These days...
What with Win 10 etc., who are the crims?
Underground cybercrooks are selling digital certificates that allow code signing of malicious instructions, creating a lucrative and expanding cottage industry in the process, according to new research from threat intelligence firm InfoArmor. In one case, a hacker tricked a legitimate certificate authority into issuing digital …
Even if it worked perfectly, it's only a chain of identity trust - that the person/organisation is the same as the identity they're claiming. And since you can create a legal identity with an off-the-shelf company, that trust is pretty valueless in itself. Moreover, there's no chain of trust of intention - or very little of any practical value. You can't get that without the operating system applying the same granularity of access controls to third-party components (and, ideally, first-party components) as it does to user processes.
In short, it's all broken. Have a nice day!
It's broken because it became a business - just like selling domains. I'm not surprised to see the usual names - Comodo, Thawte, GoDaddy - listed, as long as they can get money, they're going to sell everything. Both domains and certificate should be far harder to get, and it shouldn't be a pure open business. It's a business that should be highly regulated to ensure only legitimate users get them, and "mistakes" are quickly spotted and fixed - or big fines apply.
>It's broken because it became a business
It's broken because it's hard - businesses may have taken the easy way out, but governments struggle if they try to be more rigorous. If you try too hard to get proof of "identity" (and that's a more slippery concept than you might imagine), you simply exclude more people from access to services or entrench large monopolies by raising barriers to new entrants. That's bad for business and bad for citizens.

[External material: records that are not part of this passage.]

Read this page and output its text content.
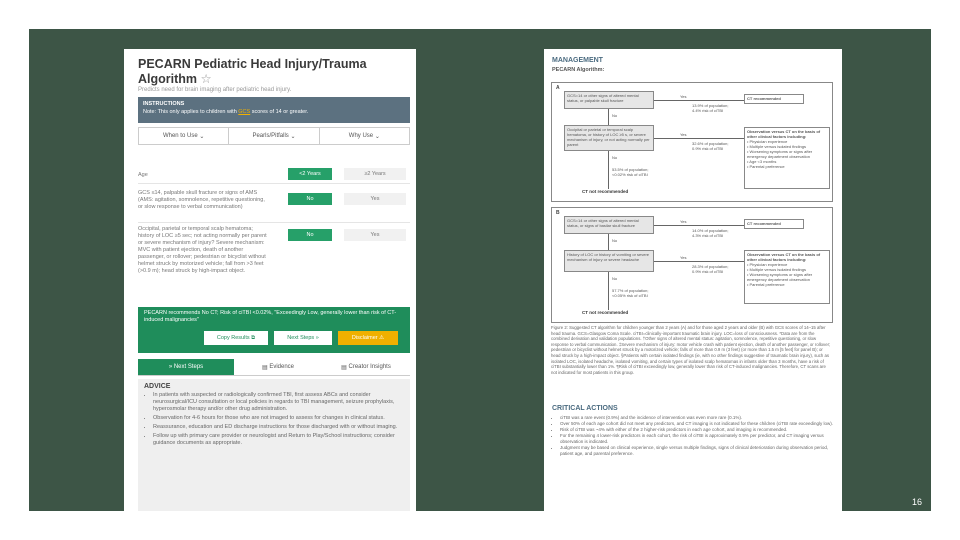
PECARN Pediatric Head Injury/Trauma Algorithm ☆
Predicts need for brain imaging after pediatric head injury.
INSTRUCTIONS
Note: This only applies to children with GCS scores of 14 or greater.
When to Use
⌄	Pearls/Pitfalls
⌄	Why Use
⌄
Age	<2 Years	≥2 Years
GCS ≤14, palpable skull fracture or signs of AMS (AMS: agitation, somnolence, repetitive questioning, or slow response to verbal communication)
No	Yes
Occipital, parietal or temporal scalp hematoma; history of LOC ≥5 sec; not acting normally per parent or severe mechanism of injury? Severe mechanism: MVC with patient ejection, death of another passenger, or rollover; pedestrian or bicyclist without helmet struck by motorized vehicle; fall from >3 feet (>0.9 m); head struck by high-impact object.
No	Yes
PECARN recommends No CT; Risk of ciTBI <0.02%, "Exceedingly Low, generally lower than risk of CT-induced malignancies"
Copy Results
⧉	Next Steps
»	Disclaimer
⚠
» Next Steps	▤
Evidence	▤
Creator Insights
ADVICE
• In patients with suspected or radiologically confirmed TBI, first assess ABCs and consider neurosurgical/ICU consultation or local policies in regards to TBI management, seizure prophylaxis, hyperosmolar therapy and/or other drug administration.
• Observation for 4-6 hours for those who are not imaged to assess for changes in clinical status.
• Reassurance, education and ED discharge instructions for those discharged with or without imaging.
• Follow up with primary care provider or neurologist and Return to Play/School instructions; consider guidance documents as appropriate.
MANAGEMENT
PECARN Algorithm:
A
GCS=14 or other signs of altered mental status, or palpable skull fracture
Yes
13.9% of population; 4.4% risk of ciTBI
CT recommended
No
Occipital or parietal or temporal scalp hematoma, or history of LOC ≥5 s, or severe mechanism of injury, or not acting normally per parent
Yes
32.6% of population; 0.9% risk of ciTBI
Observation versus CT on the basis of other clinical factors including:
• Physician experience
• Multiple versus isolated findings
• Worsening symptoms or signs after emergency department observation
• Age <3 months
• Parental preference
No
53.5% of population; <0.02% risk of ciTBI
CT not recommended
B
GCS=14 or other signs of altered mental status, or signs of basilar skull fracture
Yes
14.0% of population; 4.3% risk of ciTBI
CT recommended
No
History of LOC or history of vomiting or severe mechanism of injury or severe headache	Yes
28.3% of population; 0.9% risk of ciTBI
Observation versus CT on the basis of other clinical factors including:
• Physician experience
• Multiple versus isolated findings
• Worsening symptoms or signs after emergency department observation
• Parental preference
No
57.7% of population; <0.05% risk of ciTBI
CT not recommended
Figure 2: Suggested CT algorithm for children younger than 2 years (A) and for those aged 2 years and older (B) with GCS scores of 14–15 after head trauma. GCS=Glasgow Coma Scale. ciTBI=clinically-important traumatic brain injury. LOC=loss of consciousness. *Data are from the combined derivation and validation populations. †Other signs of altered mental status: agitation, somnolence, repetitive questioning, or slow response to verbal communication. ‡Severe mechanism of injury: motor vehicle crash with patient ejection, death of another passenger, or rollover; pedestrian or bicyclist without helmet struck by a motorized vehicle; falls of more than 0.9 m (3 feet) (or more than 1.5 m [5 feet] for panel B); or head struck by a high-impact object. §Patients with certain isolated findings (ie, with no other findings suggestive of traumatic brain injury), such as isolated LOC, isolated headache, isolated vomiting, and certain types of isolated scalp hematomas in infants older than 3 months, have a risk of ciTBI substantially lower than 1%. ¶Risk of ciTBI exceedingly low, generally lower than risk of CT-induced malignancies. Therefore, CT scans are not indicated for most patients in this group.
CRITICAL ACTIONS
• ciTBI was a rare event (0.9%) and the incidence of intervention was even more rare (0.1%).
• Over 50% of each age cohort did not meet any predictors, and CT imaging is not indicated for these children (ciTBI rate exceedingly low).
• Risk of ciTBI was ~4% with either of the 2 higher-risk predictors in each age cohort, and imaging is recommended.
• For the remaining 4 lower-risk predictors in each cohort, the risk of ciTBI is approximately 0.9% per predictor, and CT imaging versus observation is indicated.
• Judgment may be based on clinical experience, single versus multiple findings, signs of clinical deterioration during observation period, patient age, and parental preference.
16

Furthermore, these theoretical monopolies can become targets for industrial espionage. How many of these certificates being passed through the black market, for example, possibly came direct from the firms themselves, copied by a careful spy? After all, if you can get the driver signing key for a major component manufacturer like Realtek (which is what Stuxnet used), then you're pretty much sitting pretty because a much-used certificate that goes back years will be difficult to revoke without massive collateral damage.
Also goes to show how fundamentally broken ANY system of trust is. Fundamentally, there is simply no way for Alice to be all that sure that she is talking to the one and only Bob if they've never met before. At some point, you're going need to just trust what's in front of you, but you can always be fooled at this point of First Contact.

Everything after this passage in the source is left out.